My In-laws attend a church in Green Valley, AZ which is very committed to Border issues. Arizona, as many people know, has recently passed legislation relating to illegal immigration which has raised quite a ruckus. There is a group in my In-Laws church called the "Samaritans" whose calling it is to look for immigrants in the desert region around the border and provide them with food or water or help. A great many people who seek to come from Mexico to the United States do so at great risk and many die in the attempt. Should the "Samaritans" find someone in the desert, they provide necessities for survival and, if the circumstances warrant it, they call Border Patrol.
Understandably there are many people who do not like the Samaritans. They feel these illegal immigrants get what they have coming if they die in the desert. They feel that providing them with food and water is unlawfully assisting them in breaking the law. There is a group, known as the Minutemen, who patrol looking for migrants for the purpose of harassing and intimidating them. This is not the only difference between Samaritans and Minutemen: the Samaritans are armed with water and food. The Minutemen are merely armed.

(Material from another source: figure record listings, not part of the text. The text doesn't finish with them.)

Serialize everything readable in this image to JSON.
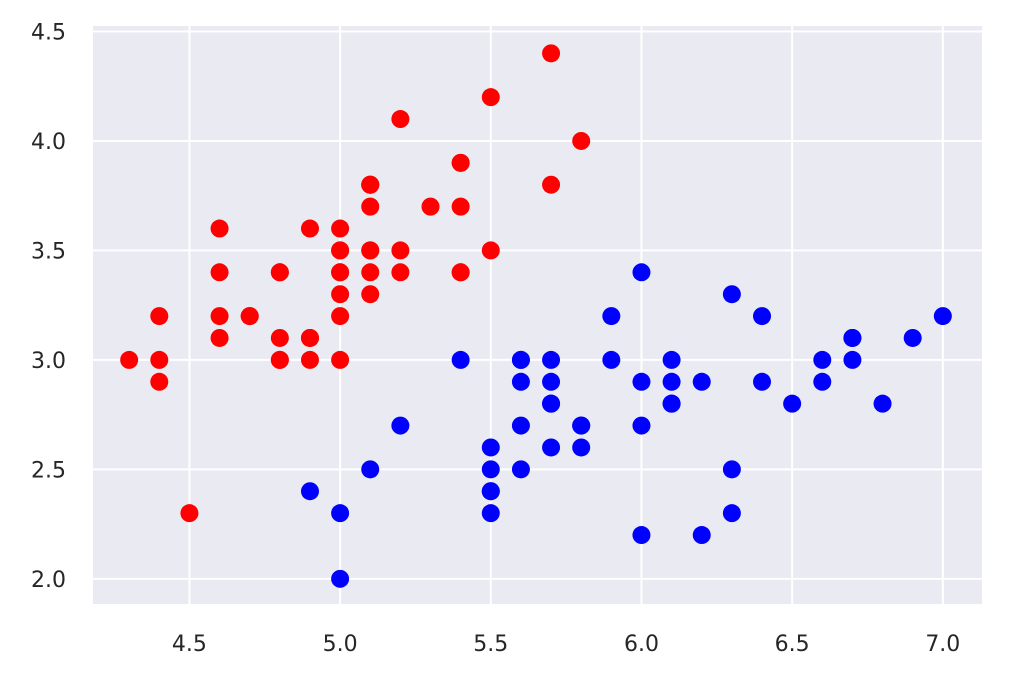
{
  "chart_data": {
    "type": "scatter",
    "title": "",
    "xlabel": "",
    "ylabel": "",
    "xlim": [
      4.18,
      7.13
    ],
    "ylim": [
      1.885,
      4.525
    ],
    "x_ticks": [
      4.5,
      5.0,
      5.5,
      6.0,
      6.5,
      7.0
    ],
    "x_tick_labels": [
      "4.5",
      "5.0",
      "5.5",
      "6.0",
      "6.5",
      "7.0"
    ],
    "y_ticks": [
      2.0,
      2.5,
      3.0,
      3.5,
      4.0,
      4.5
    ],
    "y_tick_labels": [
      "2.0",
      "2.5",
      "3.0",
      "3.5",
      "4.0",
      "4.5"
    ],
    "grid": true,
    "background": "#EAEAF2",
    "series": [
      {
        "color": "#FF0000",
        "points": [
          [
            5.1,
            3.5
          ],
          [
            4.9,
            3.0
          ],
          [
            4.7,
            3.2
          ],
          [
            4.6,
            3.1
          ],
          [
            5.0,
            3.6
          ],
          [
            5.4,
            3.9
          ],
          [
            4.6,
            3.4
          ],
          [
            5.0,
            3.4
          ],
          [
            4.4,
            2.9
          ],
          [
            4.9,
            3.1
          ],
          [
            5.4,
            3.7
          ],
          [
            4.8,
            3.4
          ],
          [
            4.8,
            3.0
          ],
          [
            4.3,
            3.0
          ],
          [
            5.8,
            4.0
          ],
          [
            5.7,
            4.4
          ],
          [
            5.4,
            3.9
          ],
          [
            5.1,
            3.5
          ],
          [
            5.7,
            3.8
          ],
          [
            5.1,
            3.8
          ],
          [
            5.4,
            3.4
          ],
          [
            5.1,
            3.7
          ],
          [
            4.6,
            3.6
          ],
          [
            5.1,
            3.3
          ],
          [
            4.8,
            3.4
          ],
          [
            5.0,
            3.0
          ],
          [
            5.0,
            3.4
          ],
          [
            5.2,
            3.5
          ],
          [
            5.2,
            3.4
          ],
          [
            4.7,
            3.2
          ],
          [
            4.8,
            3.1
          ],
          [
            5.4,
            3.4
          ],
          [
            5.2,
            4.1
          ],
          [
            5.5,
            4.2
          ],
          [
            4.9,
            3.1
          ],
          [
            5.0,
            3.2
          ],
          [
            5.5,
            3.5
          ],
          [
            4.9,
            3.6
          ],
          [
            4.4,
            3.0
          ],
          [
            5.1,
            3.4
          ],
          [
            5.0,
            3.5
          ],
          [
            4.5,
            2.3
          ],
          [
            4.4,
            3.2
          ],
          [
            5.0,
            3.5
          ],
          [
            5.1,
            3.8
          ],
          [
            4.8,
            3.0
          ],
          [
            5.1,
            3.8
          ],
          [
            4.6,
            3.2
          ],
          [
            5.3,
            3.7
          ],
          [
            5.0,
            3.3
          ]
        ]
      },
      {
        "color": "#0000FF",
        "points": [
          [
            7.0,
            3.2
          ],
          [
            6.4,
            3.2
          ],
          [
            6.9,
            3.1
          ],
          [
            5.5,
            2.3
          ],
          [
            6.5,
            2.8
          ],
          [
            5.7,
            2.8
          ],
          [
            6.3,
            3.3
          ],
          [
            4.9,
            2.4
          ],
          [
            6.6,
            2.9
          ],
          [
            5.2,
            2.7
          ],
          [
            5.0,
            2.0
          ],
          [
            5.9,
            3.0
          ],
          [
            6.0,
            2.2
          ],
          [
            6.1,
            2.9
          ],
          [
            5.6,
            2.9
          ],
          [
            6.7,
            3.1
          ],
          [
            5.6,
            3.0
          ],
          [
            5.8,
            2.7
          ],
          [
            6.2,
            2.2
          ],
          [
            5.6,
            2.5
          ],
          [
            5.9,
            3.2
          ],
          [
            6.1,
            2.8
          ],
          [
            6.3,
            2.5
          ],
          [
            6.1,
            2.8
          ],
          [
            6.4,
            2.9
          ],
          [
            6.6,
            3.0
          ],
          [
            6.8,
            2.8
          ],
          [
            6.7,
            3.0
          ],
          [
            6.0,
            2.9
          ],
          [
            5.7,
            2.6
          ],
          [
            5.5,
            2.4
          ],
          [
            5.5,
            2.4
          ],
          [
            5.8,
            2.7
          ],
          [
            6.0,
            2.7
          ],
          [
            5.4,
            3.0
          ],
          [
            6.0,
            3.4
          ],
          [
            6.7,
            3.1
          ],
          [
            6.3,
            2.3
          ],
          [
            5.6,
            3.0
          ],
          [
            5.5,
            2.5
          ],
          [
            5.5,
            2.6
          ],
          [
            6.1,
            3.0
          ],
          [
            5.8,
            2.6
          ],
          [
            5.0,
            2.3
          ],
          [
            5.6,
            2.7
          ],
          [
            5.7,
            3.0
          ],
          [
            5.7,
            2.9
          ],
          [
            6.2,
            2.9
          ],
          [
            5.1,
            2.5
          ],
          [
            5.7,
            2.8
          ]
        ]
      }
    ]
  }
}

When we look at this situation in Arizona from the standpoint of Jesus' story, something should be clear. Jesus' story is about BEING a neighbor to those in need. Not, as the lawyer hoped, about assessing who was worthy of mercy. The Samaritans in Arizona are, therefore, very biblical in their desire to show mercy to those in need without assessing their character, legality, or circumstance (apart from their immediate need for food and water). The Minutemen, it would seem, are more like the Lawyer who asked Jesus the question. Who is my neighbor? Apparently, thirsty, starving Mexicans in the desert are not "their neighbor". If we want to be followers of Jesus, what shall we do? How shall we respond to the immigration issue? It is by no means easy. It is quite complicated. But we should begin with the right question. It is not, "who is my neighbor?" The right question is "Who acted as neighbor to the one in need?"